El paisano, que está sentado en el suelo y apoya su espalda en la de otro preso, hace un gesto de ignorancia.

—Puede que nos fusilen, y puede que no. Aquí cada uno dice una cosa diferente… Hablan de diezmarnos: como somos muchos, a lo mejor fusilan a uno de cada tantos, o así. Aunque otros dicen que van a matarnos a todos.

—¿Lo consentirán nuestras autoridades?

El chispero contempla al soldado como si éste fuera tonto. La cara de Suárez, barbuda, sucia y mojada, brilla grasienta a la luz de las antorchas. García observa que tiene los labios agrietados por los golpes y la sed.

—Mira alrededor, compañero. ¿Qué ves?… Gente del pueblo. Pobres diablos como tú y como yo. Ni un oficial detenido, ni un comerciante rico, ni un marqués. A ninguno de ésos he visto luchando en las calles. ¿Y quiénes nos mandaban en Monteleón?… Dos simples capitanes. Hemos dado la cara los pobres, como siempre. Los que nada teníamos que perder, salvo nuestras familias, el poco pan que ganamos y la vergüenza… Y ahora pagaremos los mismos, los que pagamos siempre. Te lo digo yo. Con una madre de sesenta y cuatro años, mujer y tres hijos… Vaya si te lo digo yo.

—Soy militar —protesta García—. Mis oficiales me sacarán de aquí. Es su obligación.

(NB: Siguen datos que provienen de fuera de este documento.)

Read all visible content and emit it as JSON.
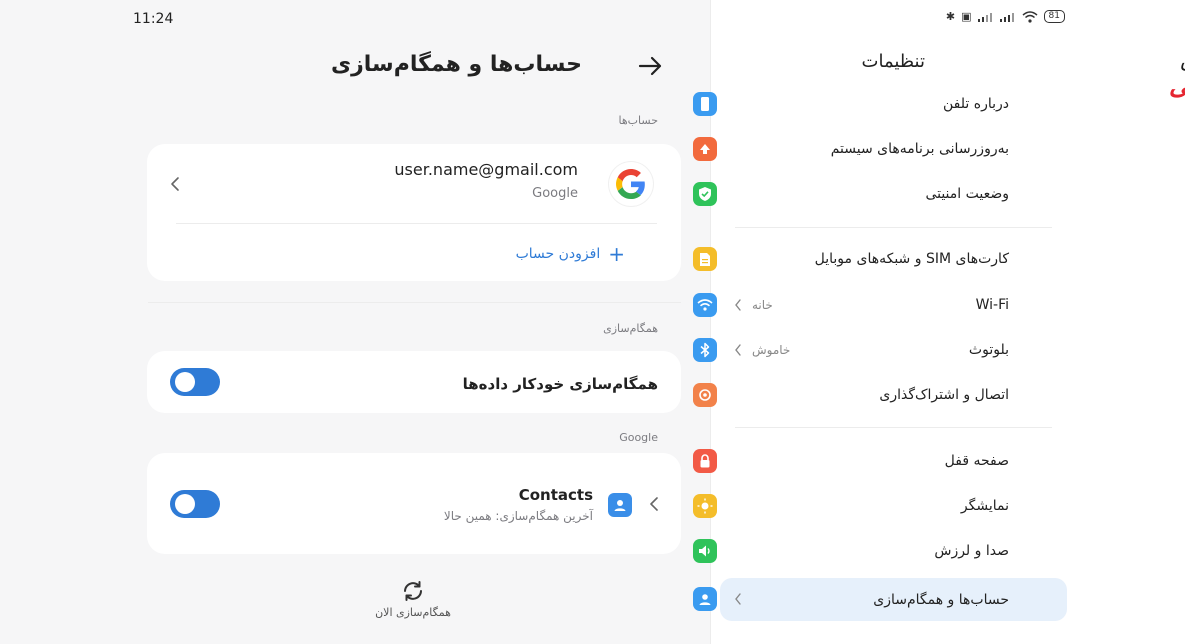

Suárez se vuelve hacia el preso que está a su espalda, escuchándolos —el banderillero Gabriel López—, y cambia con él una mueca burlona. Después se ríe amargo, sin ganas.

—¿Tus oficiales?… Ésos están calentitos en sus cuarteles, esperando que escampe. Te han dejado tirado, como a mí. Como a todos.

—Pero la patria…

—No digas tonterías, hombre. ¿De qué hablas?… Mírate y mírame. Fíjate en todos estos simples, que se echaron a la calle como nosotros. Acuérdate de la hombrada que hemos hecho en Monteleón. Y ya ves: nadie movió un dedo… ¡Maldito lo que le importamos a la patria!

—¿Por qué saliste a luchar, entonces?

El otro inclina un poco el rostro, pensativo, las gotas de lluvia corriéndole por la cara.

—Pues no sé, la verdad —concluye—. A lo mejor no me gusta que los mosiús me confundan con uno de esos traidores que les chupan las botas… No permito que se meen en mi cara.

Manuel García señala con el mentón a los centinelas franceses.

—Pues éstos nos van a mear, y bien.

Una mueca lobuna, desesperada y feroz, descubre los dientes de Suárez.

—Éstos, puede ser —replica—. Pero los que dejamos destripados allá arriba, en el parque… De ésos te aseguro que ni uno.